Product-revised-version.txt

version 2.3.3 Atttached is the patch that is used to fix the issue in our use case. Magento import is expecting images to have the dynamic paths it created on export. However, the CSV is hand crafted and the image names are plain; "blablabla.jpg" as opposed to "/b/l/a/blablabla_60.jpg". This patch works repeatedly because the CSV file is from the same feed. The patch basically strips off the "/b/l/a/" and "_60" and makes a match to the existing image(s) for that product.

duckchip commented 4 years ago

Does anyone have a fix for 2.3.3 with an including fix to remove duplicates? Our server just exploded to 55gb on images because of the duplication during the import..

duckchip commented 4 years ago

the commit that @simonworkhouse referred to, was the suicide bomber in our case as well. Patching that to the previous implementation fixed it. In my opinion this really should be reverted.
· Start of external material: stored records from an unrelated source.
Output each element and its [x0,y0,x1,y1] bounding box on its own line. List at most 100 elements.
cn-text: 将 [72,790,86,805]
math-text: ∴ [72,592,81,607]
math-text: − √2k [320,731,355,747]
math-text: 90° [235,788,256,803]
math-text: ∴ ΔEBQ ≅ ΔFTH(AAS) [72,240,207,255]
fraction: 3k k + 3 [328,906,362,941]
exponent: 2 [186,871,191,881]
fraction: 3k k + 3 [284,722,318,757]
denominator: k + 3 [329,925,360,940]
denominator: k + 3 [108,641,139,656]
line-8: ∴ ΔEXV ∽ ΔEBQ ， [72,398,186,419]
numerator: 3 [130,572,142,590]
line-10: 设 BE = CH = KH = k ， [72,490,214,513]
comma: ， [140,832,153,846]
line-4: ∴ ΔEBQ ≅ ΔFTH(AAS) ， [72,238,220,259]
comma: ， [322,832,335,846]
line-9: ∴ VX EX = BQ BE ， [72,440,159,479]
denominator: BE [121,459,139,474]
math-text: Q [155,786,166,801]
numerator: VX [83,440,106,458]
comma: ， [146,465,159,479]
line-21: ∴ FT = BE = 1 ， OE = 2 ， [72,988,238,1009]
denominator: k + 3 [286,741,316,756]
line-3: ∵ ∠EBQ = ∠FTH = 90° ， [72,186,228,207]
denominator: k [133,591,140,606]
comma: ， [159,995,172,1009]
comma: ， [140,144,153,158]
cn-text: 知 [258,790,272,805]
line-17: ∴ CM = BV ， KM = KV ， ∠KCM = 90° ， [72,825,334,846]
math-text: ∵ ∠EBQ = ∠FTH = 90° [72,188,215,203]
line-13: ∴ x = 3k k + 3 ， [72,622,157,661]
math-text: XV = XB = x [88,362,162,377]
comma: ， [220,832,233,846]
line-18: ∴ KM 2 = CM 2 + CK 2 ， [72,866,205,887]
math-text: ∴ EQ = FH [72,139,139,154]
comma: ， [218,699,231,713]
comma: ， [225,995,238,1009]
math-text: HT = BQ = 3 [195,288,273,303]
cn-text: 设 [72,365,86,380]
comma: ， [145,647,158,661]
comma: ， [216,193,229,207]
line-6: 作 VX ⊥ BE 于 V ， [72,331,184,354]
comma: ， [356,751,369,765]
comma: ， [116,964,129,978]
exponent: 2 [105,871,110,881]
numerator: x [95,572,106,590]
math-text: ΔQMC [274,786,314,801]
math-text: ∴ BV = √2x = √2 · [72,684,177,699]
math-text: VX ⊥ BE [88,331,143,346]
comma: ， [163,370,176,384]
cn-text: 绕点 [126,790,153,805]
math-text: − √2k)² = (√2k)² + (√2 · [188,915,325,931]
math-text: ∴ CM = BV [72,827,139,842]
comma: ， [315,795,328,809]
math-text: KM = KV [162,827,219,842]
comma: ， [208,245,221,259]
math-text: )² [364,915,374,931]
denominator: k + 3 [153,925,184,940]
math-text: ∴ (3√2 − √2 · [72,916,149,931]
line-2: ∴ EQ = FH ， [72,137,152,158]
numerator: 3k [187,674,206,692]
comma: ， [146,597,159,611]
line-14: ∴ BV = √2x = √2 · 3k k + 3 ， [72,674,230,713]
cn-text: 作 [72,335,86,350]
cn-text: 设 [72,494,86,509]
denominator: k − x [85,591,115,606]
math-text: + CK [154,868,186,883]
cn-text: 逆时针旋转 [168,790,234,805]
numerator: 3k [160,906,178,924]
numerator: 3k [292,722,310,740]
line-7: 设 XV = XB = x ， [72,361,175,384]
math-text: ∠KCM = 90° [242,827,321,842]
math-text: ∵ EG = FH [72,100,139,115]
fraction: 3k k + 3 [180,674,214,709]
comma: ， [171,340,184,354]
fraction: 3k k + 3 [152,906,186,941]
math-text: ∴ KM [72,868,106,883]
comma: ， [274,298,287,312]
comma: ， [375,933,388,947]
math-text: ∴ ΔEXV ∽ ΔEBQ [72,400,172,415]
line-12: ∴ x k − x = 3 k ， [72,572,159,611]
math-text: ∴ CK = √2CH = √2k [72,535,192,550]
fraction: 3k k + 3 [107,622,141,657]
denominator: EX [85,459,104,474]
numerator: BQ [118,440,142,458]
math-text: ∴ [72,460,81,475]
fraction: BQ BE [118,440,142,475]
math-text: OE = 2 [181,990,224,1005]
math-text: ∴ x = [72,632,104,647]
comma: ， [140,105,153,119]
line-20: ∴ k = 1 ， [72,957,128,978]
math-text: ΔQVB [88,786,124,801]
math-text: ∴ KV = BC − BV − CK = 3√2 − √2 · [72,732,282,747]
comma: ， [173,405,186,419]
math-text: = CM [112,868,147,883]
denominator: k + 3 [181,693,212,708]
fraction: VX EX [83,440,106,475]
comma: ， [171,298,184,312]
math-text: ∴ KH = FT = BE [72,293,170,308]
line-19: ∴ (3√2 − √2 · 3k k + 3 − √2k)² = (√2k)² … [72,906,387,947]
SlowFamily commented 4 years ago

@jalung 's patch worked for me, except for that Magento 2.3.3 (if not earlier versions) renames images all lowercase, so the image name preg_match needs to be case insensitive. Patch with that change here: Product-revised-version.txt

jalung commented 4 years ago

Product-revised-version.txt Fixed case where CSV row has new and existing images.

guido7171 commented 4 years ago

Also missed the 2.3.4 ship. @jalung 's patch is working fine for me in 2.3.4. Still needs more testing, for my case, where images are updated by sku, but have same name.jpg.

hostep commented 4 years ago

Possible fix in https://github.com/magento/magento2/pull/26713

hostep commented 4 years ago

I've seen some change in the codebase of Magento 2.3.5 which might fix this issue. Would be great if somebody could verify this after 2.3.5 is officially released on 28 April.